Stage 2 Cleaning (by request) Normally if your wheat is unstressed a single pass will produce close to gravity table quality. If your wheat is severely stressed and contains a large amount of shriveled berries, let me know when you call for an appointment and I will schedule more time for a second pass. If your wheat has good berries along with the shriveled a second pass can make a huge difference. If the shriveled is over thirty to forty percent, it is probably best to look for different wheat.
To avoid cross contamination I am using more gravity, conveyors and no augers to move clean grain with lots of compressed air to clean out between loads. You may request to see what I am cleaning out at any time after machines are filled and set. Being on time is important. A 250 bushel load takes about fifteen minutes. If you are twenty minutes late, everyone after you will be twenty minutes late.
We are now offering seed treatment services. If you choose to have your grain treated, after your load is cleaned, it will be gravity fed through our new state of the art treater and a conveyor will put it back on your truck. Again, the truck will stay on the scale throughout the whole process.
If you use that truck to bring another load to be cleaned and treated it must! MUST! be blown out with compressed air as if you were taking wheat to the elevator. Driving with the traps open will not suffice. It MUST be blown out with air. If it wasn't blown out there will be treated seed in the test pan I will use to check. If there is treated wheat in the test pan I cannot run it through the cleaner. Why so picky? There is a good chance the load after you will not be treated and they want to be able to sell it. Even though the chance of contamination is extremely small, one berry is all it takes. If I find treated seed in the test pan I have no choice but to send it home without cleaning. It takes less than two minutes per hopper to open the traps and stand up inside the hopper and blow the ledges then the slide edges and slides themselves clean. DON'T FUDGE THIS PART.

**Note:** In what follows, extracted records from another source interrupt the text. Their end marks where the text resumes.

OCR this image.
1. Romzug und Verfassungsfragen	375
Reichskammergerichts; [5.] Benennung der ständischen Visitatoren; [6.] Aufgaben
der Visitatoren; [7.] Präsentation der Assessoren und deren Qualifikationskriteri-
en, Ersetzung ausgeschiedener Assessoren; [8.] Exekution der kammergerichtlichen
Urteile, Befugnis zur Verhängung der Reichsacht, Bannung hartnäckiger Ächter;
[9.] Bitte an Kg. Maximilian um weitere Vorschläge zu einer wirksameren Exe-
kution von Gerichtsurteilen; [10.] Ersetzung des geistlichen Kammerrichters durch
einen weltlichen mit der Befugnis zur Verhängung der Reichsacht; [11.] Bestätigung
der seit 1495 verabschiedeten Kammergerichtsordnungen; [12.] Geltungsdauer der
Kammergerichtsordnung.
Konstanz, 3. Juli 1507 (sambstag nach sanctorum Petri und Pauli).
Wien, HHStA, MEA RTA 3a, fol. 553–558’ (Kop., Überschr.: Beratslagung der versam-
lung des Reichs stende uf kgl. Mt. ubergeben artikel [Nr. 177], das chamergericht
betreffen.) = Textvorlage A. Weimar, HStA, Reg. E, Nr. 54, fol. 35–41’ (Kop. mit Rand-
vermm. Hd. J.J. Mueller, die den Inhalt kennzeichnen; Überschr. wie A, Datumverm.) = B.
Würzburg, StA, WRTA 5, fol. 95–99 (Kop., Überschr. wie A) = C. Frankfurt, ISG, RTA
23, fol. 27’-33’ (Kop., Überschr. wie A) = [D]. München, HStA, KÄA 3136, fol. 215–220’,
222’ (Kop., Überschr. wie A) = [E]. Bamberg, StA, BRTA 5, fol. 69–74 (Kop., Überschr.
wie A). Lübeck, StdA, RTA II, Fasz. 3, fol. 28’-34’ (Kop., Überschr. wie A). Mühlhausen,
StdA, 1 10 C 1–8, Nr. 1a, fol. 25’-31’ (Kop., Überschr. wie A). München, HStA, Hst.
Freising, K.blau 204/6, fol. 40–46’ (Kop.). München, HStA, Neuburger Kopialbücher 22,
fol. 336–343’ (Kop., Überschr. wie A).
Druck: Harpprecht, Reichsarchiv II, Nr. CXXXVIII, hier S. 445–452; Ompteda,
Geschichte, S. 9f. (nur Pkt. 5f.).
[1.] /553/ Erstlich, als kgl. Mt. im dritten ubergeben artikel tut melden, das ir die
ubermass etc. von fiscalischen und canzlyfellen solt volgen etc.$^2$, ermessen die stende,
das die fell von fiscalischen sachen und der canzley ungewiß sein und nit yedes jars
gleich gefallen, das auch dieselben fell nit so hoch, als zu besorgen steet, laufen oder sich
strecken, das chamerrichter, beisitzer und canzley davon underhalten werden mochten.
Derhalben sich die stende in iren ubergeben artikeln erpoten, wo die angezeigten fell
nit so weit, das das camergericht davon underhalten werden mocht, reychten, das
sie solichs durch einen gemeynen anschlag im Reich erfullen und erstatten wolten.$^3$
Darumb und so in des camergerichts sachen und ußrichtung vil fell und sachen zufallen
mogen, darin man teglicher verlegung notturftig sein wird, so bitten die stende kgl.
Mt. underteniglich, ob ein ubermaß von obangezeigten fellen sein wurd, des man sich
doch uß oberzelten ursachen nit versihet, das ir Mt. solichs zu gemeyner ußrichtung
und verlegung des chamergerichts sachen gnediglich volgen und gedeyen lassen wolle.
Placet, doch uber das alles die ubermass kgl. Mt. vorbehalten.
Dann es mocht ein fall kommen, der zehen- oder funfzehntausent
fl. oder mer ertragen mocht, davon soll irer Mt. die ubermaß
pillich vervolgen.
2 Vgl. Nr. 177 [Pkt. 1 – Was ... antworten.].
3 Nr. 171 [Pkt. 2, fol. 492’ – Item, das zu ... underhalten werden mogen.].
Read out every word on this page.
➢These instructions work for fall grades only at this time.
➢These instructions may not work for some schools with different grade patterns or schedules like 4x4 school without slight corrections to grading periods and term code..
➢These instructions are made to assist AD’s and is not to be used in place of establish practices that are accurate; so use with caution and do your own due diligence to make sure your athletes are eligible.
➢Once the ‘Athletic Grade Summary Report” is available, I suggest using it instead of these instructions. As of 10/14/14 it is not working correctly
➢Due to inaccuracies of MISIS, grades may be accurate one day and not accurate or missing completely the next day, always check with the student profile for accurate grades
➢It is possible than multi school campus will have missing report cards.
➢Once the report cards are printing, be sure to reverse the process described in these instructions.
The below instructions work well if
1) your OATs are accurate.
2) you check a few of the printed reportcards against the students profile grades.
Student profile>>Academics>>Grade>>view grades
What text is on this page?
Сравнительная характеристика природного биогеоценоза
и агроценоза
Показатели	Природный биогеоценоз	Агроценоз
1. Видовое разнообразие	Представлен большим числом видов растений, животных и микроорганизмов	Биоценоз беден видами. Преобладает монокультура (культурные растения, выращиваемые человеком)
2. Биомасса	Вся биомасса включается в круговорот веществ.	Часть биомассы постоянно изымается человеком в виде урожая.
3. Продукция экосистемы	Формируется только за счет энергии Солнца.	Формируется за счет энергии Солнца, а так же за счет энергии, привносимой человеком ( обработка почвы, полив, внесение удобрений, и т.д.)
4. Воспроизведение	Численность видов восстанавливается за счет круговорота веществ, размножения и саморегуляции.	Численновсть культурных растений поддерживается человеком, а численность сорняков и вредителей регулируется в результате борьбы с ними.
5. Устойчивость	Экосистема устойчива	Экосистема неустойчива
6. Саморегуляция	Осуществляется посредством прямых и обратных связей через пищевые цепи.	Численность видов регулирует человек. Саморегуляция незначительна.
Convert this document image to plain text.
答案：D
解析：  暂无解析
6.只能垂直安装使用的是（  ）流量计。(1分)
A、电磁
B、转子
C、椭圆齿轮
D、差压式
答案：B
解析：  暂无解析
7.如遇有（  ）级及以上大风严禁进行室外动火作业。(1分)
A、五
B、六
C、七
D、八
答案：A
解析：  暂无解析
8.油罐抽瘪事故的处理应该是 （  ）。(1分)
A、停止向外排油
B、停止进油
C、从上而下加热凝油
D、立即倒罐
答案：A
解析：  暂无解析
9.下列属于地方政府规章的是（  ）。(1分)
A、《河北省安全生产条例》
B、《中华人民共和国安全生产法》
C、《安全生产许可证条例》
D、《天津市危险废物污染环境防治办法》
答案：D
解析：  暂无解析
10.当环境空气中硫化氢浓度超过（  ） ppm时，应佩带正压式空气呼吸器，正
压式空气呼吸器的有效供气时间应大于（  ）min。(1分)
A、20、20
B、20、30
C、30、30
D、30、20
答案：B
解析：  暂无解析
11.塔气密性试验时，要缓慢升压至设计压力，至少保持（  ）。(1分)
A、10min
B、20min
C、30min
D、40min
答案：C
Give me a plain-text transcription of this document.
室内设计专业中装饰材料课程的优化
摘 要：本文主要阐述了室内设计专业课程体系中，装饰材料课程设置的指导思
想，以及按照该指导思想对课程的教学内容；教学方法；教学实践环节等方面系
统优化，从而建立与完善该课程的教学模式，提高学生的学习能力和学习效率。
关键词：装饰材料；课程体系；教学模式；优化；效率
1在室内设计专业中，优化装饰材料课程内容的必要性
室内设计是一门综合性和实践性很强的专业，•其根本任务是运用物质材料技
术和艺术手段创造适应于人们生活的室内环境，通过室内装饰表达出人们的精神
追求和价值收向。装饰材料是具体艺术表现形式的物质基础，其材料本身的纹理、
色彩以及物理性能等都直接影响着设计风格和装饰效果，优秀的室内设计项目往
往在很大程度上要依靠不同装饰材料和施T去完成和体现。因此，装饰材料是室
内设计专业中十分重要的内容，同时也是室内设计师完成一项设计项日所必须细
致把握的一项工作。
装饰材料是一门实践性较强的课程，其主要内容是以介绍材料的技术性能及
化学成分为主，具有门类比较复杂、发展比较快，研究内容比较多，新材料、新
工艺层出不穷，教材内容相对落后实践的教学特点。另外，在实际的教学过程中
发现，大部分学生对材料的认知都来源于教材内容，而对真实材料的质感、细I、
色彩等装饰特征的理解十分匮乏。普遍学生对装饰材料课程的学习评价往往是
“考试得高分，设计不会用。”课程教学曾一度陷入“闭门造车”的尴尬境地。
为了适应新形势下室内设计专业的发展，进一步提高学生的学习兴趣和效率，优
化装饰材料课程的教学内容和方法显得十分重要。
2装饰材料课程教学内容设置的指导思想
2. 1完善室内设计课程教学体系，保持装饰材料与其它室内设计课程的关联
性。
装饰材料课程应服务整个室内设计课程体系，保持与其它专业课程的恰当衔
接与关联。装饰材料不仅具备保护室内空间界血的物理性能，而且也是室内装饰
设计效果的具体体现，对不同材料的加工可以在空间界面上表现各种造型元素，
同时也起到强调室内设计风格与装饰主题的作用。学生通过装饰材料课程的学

Because it irritates me, a final note on dealing with Hegwood concrete on my concrete slab for the plant. Their bragging rights were that they had poured gym floors within 1/16 inch variance. The truth of the matter is their actual pour on my floor was 16 times less, as I have swales/lakes over an inch deep. I find that embarrassing and don’t ever want to be compared with that type of quality.
2017 Treatments Available
Rancona- delivers premier protection against a broad spectrum of seed and seedling diseases resulting in uniform germination, emergence and stand for young plants. The healthy start helps ensure high yield.
Nutriplant- is an Amway product to promote early vigor and root development. I also have Awaken ST as a backup if I run out of Nutriplant as it requires about 5 days to get a delivery.